By Wirecard Editorial Team

What is the annual retail event that outpaces US online sales on Black Friday and Cyber Monday combined? The answer is Singles’ Day. This year’s shopping extravaganza saw an astonishing $38.4 billion in total sales – easily exceeding last year’s record $30.7 billion haul. Find out how this event is set to grow and expand with the help of retail innovation.

Across most of the Western world, we’re familiar with Black Friday, marking the start of the US holiday shopping season, where shoppers pour into retailers to grab great deals among a bonanza of discounts. More recently, the concept of Cyber Monday has also started gaining traction, taking place on the following Monday to Black Friday, and giving online shoppers a chance to enjoy more great discounts.

You may be surprised that the even bigger e-commerce event, mainly confined to China, Singles’ Day, sees online retail volumes that double the combined volumes of Black Friday and Cyber Monday! This ‘Asian Dragon’ event of e-commerce takes place on the 11th of November every year.

In the 1990s, Singles’ Day was a low-key event, a fairly ironic celebration for young, busy Chinese students and professionals, as a counter-culture rejection of the sugary-sweet holidays for couples and families. Even its date – 11.11 – was a tongue-in-cheek reference to the Chinese saying “bare branches”: slang for Chinese bachelors, but also because the number “1” resembles an individual who is not in a partnership.

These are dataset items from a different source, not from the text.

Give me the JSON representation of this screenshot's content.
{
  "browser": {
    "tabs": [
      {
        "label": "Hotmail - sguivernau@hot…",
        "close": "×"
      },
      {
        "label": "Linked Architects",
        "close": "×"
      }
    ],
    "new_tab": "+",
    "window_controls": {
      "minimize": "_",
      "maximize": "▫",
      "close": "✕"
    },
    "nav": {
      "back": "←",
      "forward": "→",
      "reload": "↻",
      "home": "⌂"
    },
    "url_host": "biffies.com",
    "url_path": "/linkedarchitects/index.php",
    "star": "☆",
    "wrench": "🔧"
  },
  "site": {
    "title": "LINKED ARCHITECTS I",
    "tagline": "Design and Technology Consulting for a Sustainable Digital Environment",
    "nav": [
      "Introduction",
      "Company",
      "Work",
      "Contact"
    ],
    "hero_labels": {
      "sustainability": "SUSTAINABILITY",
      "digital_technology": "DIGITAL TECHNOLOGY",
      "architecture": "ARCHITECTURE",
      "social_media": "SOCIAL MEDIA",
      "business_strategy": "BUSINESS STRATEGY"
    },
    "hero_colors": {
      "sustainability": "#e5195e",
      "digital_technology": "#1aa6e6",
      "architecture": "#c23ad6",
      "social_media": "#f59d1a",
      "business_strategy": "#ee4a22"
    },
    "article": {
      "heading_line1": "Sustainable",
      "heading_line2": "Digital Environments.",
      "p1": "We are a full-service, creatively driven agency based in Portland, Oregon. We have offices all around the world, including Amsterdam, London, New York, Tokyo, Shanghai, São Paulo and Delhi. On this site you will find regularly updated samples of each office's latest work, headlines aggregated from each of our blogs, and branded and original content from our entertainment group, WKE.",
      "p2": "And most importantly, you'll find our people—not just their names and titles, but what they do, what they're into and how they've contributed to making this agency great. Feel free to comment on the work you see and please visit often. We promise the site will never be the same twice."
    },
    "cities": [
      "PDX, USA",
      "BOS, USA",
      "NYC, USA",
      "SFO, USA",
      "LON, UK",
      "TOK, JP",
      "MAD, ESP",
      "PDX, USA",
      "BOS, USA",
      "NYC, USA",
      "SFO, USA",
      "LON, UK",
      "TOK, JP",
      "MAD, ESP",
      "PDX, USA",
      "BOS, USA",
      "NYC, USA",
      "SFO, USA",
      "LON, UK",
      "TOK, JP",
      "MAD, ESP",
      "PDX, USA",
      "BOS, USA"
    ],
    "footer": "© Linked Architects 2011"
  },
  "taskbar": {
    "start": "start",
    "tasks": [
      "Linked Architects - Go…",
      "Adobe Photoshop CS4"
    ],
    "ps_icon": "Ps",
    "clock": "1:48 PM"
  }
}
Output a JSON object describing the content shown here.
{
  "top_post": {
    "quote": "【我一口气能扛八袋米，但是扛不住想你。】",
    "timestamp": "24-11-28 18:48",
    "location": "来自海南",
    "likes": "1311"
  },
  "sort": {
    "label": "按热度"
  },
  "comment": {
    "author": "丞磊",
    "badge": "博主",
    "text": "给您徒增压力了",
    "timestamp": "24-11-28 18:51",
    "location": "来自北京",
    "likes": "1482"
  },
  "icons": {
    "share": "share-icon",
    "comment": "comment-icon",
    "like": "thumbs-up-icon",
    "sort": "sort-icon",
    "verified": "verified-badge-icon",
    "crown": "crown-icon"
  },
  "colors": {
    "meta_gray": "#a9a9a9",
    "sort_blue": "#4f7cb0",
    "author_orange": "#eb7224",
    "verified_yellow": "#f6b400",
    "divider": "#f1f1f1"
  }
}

Singles' Day or Guanggun Jie (Chinese: 光棍节), today one of the biggest shopping events worldwide, literally means "Single Sticks' Holiday" [Source: Wikipedia]

Singles' Day or Guanggun Jie (Chinese: 光棍节), today one of the biggest shopping events worldwide, literally means "Single Sticks' Holiday" [Source: Wikipedia]But in 2009, then Alibaba’s subsidiary Taobao COO Daniel Zhang (who today is Alibaba’s CEO and Chairman, having succeeded founder Jack Ma) jumped on Singles’ Day as an opportunity to ignite China’s nascent e-commerce landscape and draw people to the company’s new shopping platform, T-Mall.

In its first year, 27 brands participated, but it struck a chord with consumers, and started growing in scope year after year. Singles’ Day has become a catalyst for transformation in the way Chinese consumers search, choose and buy their products.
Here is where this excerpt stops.